Philly Museum Marks 200 Years of Discovery

Academy of Natural Sciences of Drexel University

"Discovering Dinosaurs" is one of the museum's most popular exhibits.

The Academy of Natural Sciences of Drexel University is the nation’s oldest natural history museum, and it turns 200 next month.  The Academy will mark its yearlong bicentennial celebration with a major new exhibition to open on March 24th.  “We’re going to use the exhibit to celebrate the groundbreaking discoveries that scientists have uncovered here both in the past and present, and provide a little glimpse into what our third century will be as one of the great natural history museums in the world,” says Vice President of Strategic Initiatives Sara Hertz. 

The exhibition will be called The Academy at 200: The Nature of Discovery

A group of amateur naturalists founded the Academy of Natural Sciences back on March 21st, 1812, but many professional scientific disciplines got their start there.  For instance ornithology (the study of birds) and entomology (the study of insects) both began in Philadelphia. 

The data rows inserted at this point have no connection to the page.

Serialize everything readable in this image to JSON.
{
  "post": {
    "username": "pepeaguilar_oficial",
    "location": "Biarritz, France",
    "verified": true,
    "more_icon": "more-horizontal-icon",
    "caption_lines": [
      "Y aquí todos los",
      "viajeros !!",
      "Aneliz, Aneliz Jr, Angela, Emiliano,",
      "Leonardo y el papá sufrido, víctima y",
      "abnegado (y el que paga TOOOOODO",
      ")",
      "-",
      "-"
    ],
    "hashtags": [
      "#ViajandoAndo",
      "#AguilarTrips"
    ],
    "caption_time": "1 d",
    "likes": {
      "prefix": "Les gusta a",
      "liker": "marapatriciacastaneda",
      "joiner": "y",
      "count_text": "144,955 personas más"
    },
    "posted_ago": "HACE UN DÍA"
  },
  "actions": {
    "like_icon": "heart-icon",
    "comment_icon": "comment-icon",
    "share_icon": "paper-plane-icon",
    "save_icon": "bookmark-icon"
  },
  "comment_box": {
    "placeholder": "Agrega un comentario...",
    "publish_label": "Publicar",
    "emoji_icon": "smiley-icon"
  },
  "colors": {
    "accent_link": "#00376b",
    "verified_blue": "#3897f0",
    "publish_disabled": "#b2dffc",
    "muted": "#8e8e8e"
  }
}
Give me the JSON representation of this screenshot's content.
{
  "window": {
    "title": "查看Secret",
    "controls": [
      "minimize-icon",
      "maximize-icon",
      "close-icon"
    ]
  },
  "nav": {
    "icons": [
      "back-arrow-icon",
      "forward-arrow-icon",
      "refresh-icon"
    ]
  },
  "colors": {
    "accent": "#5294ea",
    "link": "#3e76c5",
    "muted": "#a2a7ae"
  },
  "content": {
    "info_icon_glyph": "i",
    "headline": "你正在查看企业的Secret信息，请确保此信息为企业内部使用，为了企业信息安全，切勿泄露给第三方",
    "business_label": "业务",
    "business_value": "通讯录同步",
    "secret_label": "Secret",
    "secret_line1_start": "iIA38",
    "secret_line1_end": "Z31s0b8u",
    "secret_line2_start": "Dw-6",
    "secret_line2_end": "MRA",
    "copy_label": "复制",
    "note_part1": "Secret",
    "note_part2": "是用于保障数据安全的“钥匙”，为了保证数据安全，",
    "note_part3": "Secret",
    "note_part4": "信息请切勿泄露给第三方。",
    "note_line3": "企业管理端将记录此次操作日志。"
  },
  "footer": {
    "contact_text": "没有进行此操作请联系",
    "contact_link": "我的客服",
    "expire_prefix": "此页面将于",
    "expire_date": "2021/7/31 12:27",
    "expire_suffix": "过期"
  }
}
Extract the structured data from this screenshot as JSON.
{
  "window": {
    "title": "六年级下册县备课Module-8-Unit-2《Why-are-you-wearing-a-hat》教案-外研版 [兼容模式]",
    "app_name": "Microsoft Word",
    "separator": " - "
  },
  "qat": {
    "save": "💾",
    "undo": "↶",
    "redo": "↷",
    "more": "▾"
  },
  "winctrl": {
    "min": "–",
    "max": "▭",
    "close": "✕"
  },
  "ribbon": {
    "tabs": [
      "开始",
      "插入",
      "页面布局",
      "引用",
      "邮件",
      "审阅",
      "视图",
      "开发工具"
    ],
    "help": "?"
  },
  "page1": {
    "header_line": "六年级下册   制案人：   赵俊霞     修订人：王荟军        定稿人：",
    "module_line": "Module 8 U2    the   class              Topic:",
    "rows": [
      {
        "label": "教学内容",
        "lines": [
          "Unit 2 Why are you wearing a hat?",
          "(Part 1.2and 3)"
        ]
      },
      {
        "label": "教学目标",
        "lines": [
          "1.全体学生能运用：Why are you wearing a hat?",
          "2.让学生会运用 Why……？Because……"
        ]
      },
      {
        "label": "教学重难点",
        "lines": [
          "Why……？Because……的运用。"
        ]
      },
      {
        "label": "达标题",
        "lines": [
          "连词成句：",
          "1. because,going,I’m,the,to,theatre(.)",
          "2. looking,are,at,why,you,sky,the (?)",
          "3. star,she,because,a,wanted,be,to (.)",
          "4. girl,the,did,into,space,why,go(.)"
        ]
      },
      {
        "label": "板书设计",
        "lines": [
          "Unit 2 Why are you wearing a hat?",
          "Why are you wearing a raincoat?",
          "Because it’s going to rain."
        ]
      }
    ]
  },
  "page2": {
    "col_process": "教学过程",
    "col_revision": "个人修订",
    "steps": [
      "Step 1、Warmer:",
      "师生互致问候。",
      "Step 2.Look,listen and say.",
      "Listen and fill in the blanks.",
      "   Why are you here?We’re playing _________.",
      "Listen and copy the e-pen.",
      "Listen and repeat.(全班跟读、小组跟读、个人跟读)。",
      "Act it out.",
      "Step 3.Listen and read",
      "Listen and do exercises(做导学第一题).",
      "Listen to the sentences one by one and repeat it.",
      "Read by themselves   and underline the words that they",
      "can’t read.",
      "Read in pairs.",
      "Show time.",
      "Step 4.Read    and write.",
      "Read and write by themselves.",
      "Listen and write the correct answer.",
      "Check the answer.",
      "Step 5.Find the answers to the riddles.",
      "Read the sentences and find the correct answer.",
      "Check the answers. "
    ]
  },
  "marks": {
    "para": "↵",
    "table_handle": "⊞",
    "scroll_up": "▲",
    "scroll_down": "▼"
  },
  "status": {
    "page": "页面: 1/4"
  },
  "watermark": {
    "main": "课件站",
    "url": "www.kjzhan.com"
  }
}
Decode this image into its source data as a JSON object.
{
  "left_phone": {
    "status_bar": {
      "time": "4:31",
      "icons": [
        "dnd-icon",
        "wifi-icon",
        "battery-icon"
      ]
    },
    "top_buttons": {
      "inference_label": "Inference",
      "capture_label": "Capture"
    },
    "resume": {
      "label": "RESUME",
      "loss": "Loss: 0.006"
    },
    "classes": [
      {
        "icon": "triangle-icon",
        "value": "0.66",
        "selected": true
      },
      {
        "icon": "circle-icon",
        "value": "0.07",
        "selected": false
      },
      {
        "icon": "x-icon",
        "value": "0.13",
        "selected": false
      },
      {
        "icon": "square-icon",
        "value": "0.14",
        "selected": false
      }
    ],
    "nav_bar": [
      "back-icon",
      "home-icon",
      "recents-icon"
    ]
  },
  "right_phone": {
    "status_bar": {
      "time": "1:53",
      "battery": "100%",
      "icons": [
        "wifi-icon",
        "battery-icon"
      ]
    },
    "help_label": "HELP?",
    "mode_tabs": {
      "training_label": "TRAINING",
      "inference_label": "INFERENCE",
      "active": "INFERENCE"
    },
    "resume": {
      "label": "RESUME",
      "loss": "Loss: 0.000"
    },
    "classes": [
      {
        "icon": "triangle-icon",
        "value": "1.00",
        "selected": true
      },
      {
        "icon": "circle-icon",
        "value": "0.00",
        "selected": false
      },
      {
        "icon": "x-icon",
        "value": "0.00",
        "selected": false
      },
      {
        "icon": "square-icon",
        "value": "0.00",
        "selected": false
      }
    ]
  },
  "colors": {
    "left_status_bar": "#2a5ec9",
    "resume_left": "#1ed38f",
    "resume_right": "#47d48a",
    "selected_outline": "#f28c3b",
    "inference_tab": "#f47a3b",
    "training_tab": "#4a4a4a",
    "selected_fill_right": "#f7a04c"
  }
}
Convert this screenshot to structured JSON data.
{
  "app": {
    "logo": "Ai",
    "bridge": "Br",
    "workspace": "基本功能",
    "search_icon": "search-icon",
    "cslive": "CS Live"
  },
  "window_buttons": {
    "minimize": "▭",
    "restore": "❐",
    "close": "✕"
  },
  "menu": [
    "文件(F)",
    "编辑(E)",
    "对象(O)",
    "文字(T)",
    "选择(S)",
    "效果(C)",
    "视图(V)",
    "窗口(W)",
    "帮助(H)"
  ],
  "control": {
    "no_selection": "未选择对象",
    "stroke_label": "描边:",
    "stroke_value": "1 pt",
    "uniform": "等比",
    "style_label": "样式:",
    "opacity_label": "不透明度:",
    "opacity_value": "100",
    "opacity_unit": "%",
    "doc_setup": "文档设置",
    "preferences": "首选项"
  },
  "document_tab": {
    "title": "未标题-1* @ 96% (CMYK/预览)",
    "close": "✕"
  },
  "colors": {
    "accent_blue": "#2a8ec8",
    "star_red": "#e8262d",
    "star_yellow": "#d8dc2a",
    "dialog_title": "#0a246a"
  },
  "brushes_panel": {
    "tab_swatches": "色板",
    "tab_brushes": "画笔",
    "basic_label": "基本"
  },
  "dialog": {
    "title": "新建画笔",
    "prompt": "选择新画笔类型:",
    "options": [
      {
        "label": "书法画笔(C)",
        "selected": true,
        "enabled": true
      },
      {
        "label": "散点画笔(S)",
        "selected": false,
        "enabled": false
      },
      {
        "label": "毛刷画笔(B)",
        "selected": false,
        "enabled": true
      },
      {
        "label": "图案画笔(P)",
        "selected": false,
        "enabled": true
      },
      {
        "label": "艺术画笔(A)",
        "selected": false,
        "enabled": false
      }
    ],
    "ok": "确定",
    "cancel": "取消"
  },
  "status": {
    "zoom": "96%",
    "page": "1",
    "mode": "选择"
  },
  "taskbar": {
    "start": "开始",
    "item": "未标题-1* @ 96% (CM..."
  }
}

“Over the course of 200 years, the Academy has had an extraordinary arrange of people associated with it,” says Senior Fellow Robert Peck.  “They run the gamut from Henry David Thoreau to Earnest Hemingway, who did some collecting for the Academy in the 1930s.  The real James Bond, from whom Ian Flemming stole the name, was a curator of ornithology here for a period of about 40-years.”

It boasts a collection of nearly 18-million plant and animal specimens that’s described as library of life on earth, and the Academy of Natural Sciences of Drexel University welcomes nearly 200,000 visitors a year.